Weber v. Couch

Holmes, J.

This is an action on a judgment for $1154.71, against Edward F. Couch and A. C. Couch, copartners. After that judgment was recovered, one of the defendants paid $100 upon it, and the following agreement was indorsed on the execution : “ In consideration of the sum of one hundred dollars paid by Edward F. Couch, one of the within-named judgment debtors, I hereby release said Edward F. Couch from any and all liability on the said judgment, and acknowledge satisfaction of the within judgment so far as said Edward F. Couch is concerned, but reserve to myself the right to avail myself of certain securities, to wit, notes and mortgages in the hands of one A. H. G. Lewis, put up by one John Snow, of Providence, R. I., to release the attachment.

“ Albert Weber. By Buckland & White, his attorneys.”

The defendant E. F. Couch has died pending this action, but the other defendant insists that the above transaction discharged E. F. Couch, and therefore discharged him, the other joint debtor. To make out that E. F. Couch was discharged, the defendant suggests that the consideration of the dealing with him consisted of the securities mentioned as well as the money. But there is nothing outside of the instrument to countenance this suggestion, and the instrument itself expressly contradicts it. It states the consideration to be one hundred dollars and nothing else. It does not disclose the acquisition of any new rights in the securities by the plaintiff, or any change of position on the part of the defendant. Indeed, so far as appears, the defendant was a stranger to the securities, which were “ put up by one John Snow.” The defendant’s argument therefore fails. A paroi release of a judgment for money, in consideration of a payment of a smaller sum, is invalid at common law.

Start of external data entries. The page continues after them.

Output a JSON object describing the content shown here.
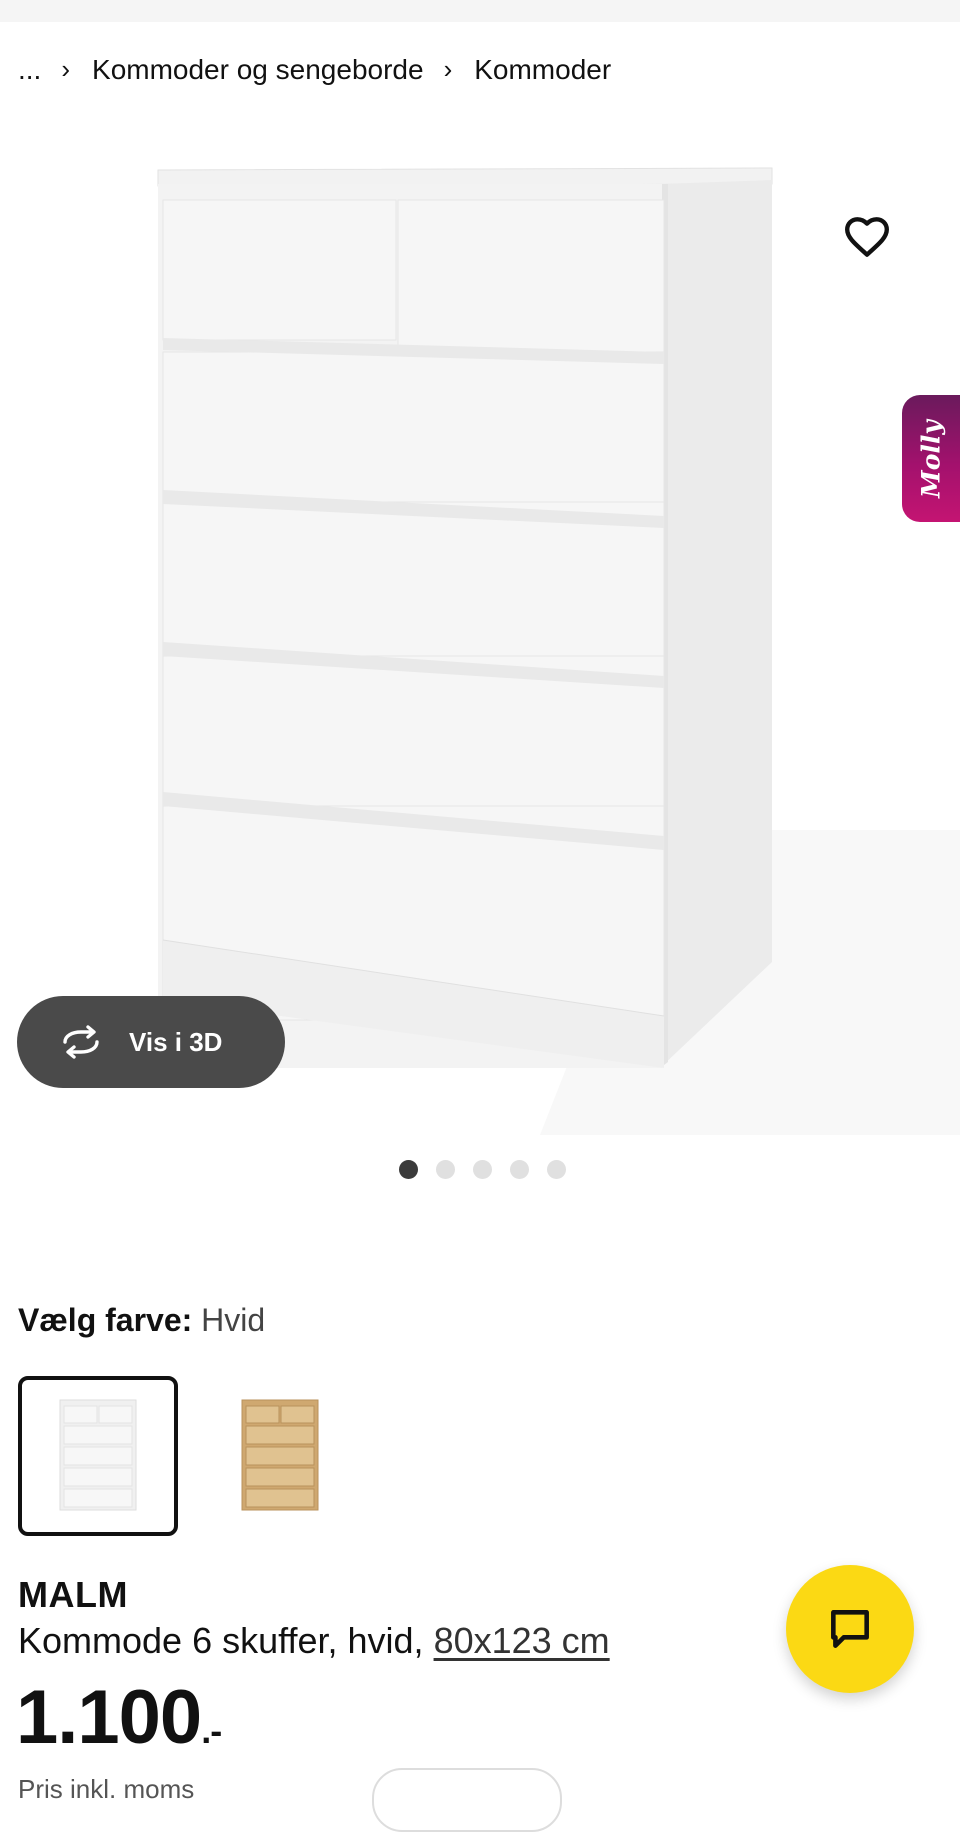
{
  "breadcrumb": {
    "ellipsis": "...",
    "separator": "›",
    "items": [
      "Kommoder og sengeborde",
      "Kommoder"
    ]
  },
  "gallery": {
    "dots_total": 5,
    "active_index": 0,
    "view3d_label": "Vis i 3D",
    "view3d_icon": "rotate-3d-icon",
    "favorite_icon": "heart-outline-icon"
  },
  "assistant": {
    "label": "Molly"
  },
  "color": {
    "label": "Vælg farve:",
    "value": "Hvid",
    "swatches": [
      {
        "name": "white",
        "selected": true,
        "hex": "#f4f4f4"
      },
      {
        "name": "oak",
        "selected": false,
        "hex": "#d9b680"
      }
    ]
  },
  "product": {
    "name": "MALM",
    "description": "Kommode 6 skuffer, hvid,",
    "size": "80x123 cm",
    "price": "1.100",
    "price_suffix": ".-",
    "price_note": "Pris inkl. moms"
  },
  "colors": {
    "accent_yellow": "#fbd914",
    "button_dark": "#4a4a4a",
    "molly_gradient_start": "#6a1a5c",
    "molly_gradient_end": "#c41472"
  },
  "chat_icon": "chat-bubble-icon"
}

E. B. Maynard & H. C. Bliss, for A. C. Couch, cited Ward v. Johnson, 13 Mass. 148; Tuckerman v. Newhall, 17 Mass. 581; Reed v. Bartlett, 19 Pick. 273; Brooks v. White, 2 Met. 283. W. G. White, for the plaintiff.

The defendant does not argue that the release had any greater effect because written on the execution, than it would have had if it had been written on any other piece of paper. It is still a paroi release addressing itself directly to the judgment, which it is incompetent to discharge in that way. Neither can it have a greater indirect operation than it could have had directly. To that end it would be necessary first to read the release as purporting to discharge the execution, because it was indorsed on the writ, and because, if it had been effectual to discharge the judgment, it would have discharged the execution, and then, after providing this substituted machinery, to hold that the paroi release of the execution was conclusive, and that the discharge of the judgment followed. This is impossible, and it is therefore unnecessary to consider what the effect of the indorsement would have been upon the liability of the other defendant if it had been valid; whether it would have discharged him apart from the reservations, and whether the reservations were sufficient to cut the words of release down to a covenant not to sue. Judgment for the plaintiff.